Concluyo, Rei, este paréntesis así: Castro no me representa y con tu literatura opto por burlarme de él también, como un exorcismo frente a cualquier dictador. Pero no me adhiero a los que atacan unas ideas de renovación política, acusándolas de castrochavistas. Del tema, estarán hablando con mayor profundidad y conocimiento de causa, allá, en las playas del Este, un domingo en las horas después del amor.
Porque, en el fondo, la actitud política más importante de tu obra, a mi parecer, consiste en la rebelión contra la tiranía, a través de la burla contra los carceleros que, como los de Fray Servando, empezaban a temer por sus temores. Y se agazapaban en los rincones y señalaban la celda del fraile.

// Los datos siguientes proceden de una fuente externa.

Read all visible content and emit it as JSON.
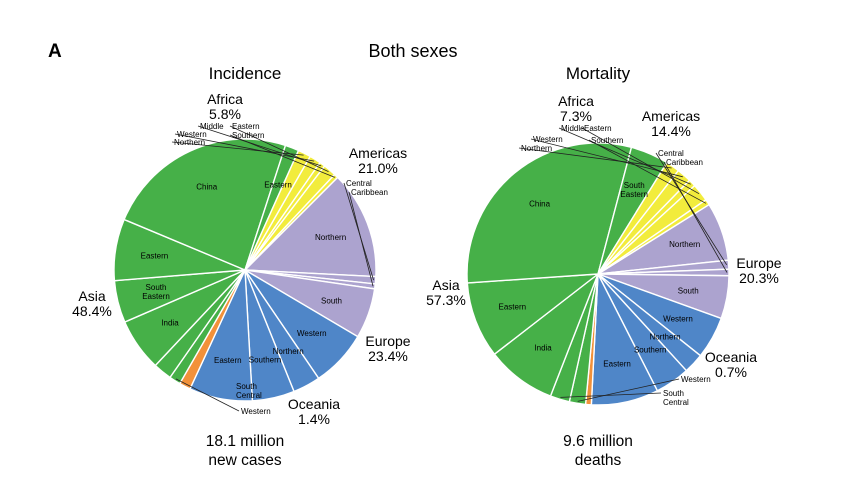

En el encabezado de esta carta, hablé de lo que pasaría hace cincuenta años cuando visitabas a Lezama Lima, entusiasta por la novela que había leído como jurado, pero que no pudo dejar en primer lugar, por una élite al servicio de la propaganda del régimen. Hoy, para celebrar la vitalidad de El mundo alucinante, te regalo el dibujo que hice, mientras iniciaba mis estudios literarios en la universidad, inspirado por el capítulo XXIV: una fuerza interior –llamada libertad- desgarra el hábito dominico de un hombre que, desnudo, aparece triunfante, con una pluma en la mano, tan alta como él, para romper las cadenas de sus pies.
algo hacía que la prisión siempre fuera imperfecta, algo se estrellaba contra aquella red de cadenas y las hacía resultar mezquinas e inútiles. “Incapaces de aprisionar…” Y es que el pensamiento del fraile era libre. Y, saltando las cadenas, salía, breve y sin traba, fuera de las paredes, y no dejaba ni un momento de maquinar escapes y de planear venganzas y liberaciones. El pensamiento emergiendo ligero de entre aquellas barras de acero, saltaba por sobre las mismas narices de los carceleros y llegaba retrocediendo en el tiempo, hasta los campos de arena y los cerros de piedras como pintadas de blanco {…} Y de no haber sido por aquellas odiosas cadenas que le apretaban las comisuras de los labios, introduciéndose por los intersticios de los dientes y atándole la lengua, se hubiera visto dentro de aquella armazón, semejante a un pájaro fantástico, la sonrisa de Servando, tranquila, agitada por una especie de ternura imperturbable…
Jáiber Ladino Guapacha
Quinchía, Rda.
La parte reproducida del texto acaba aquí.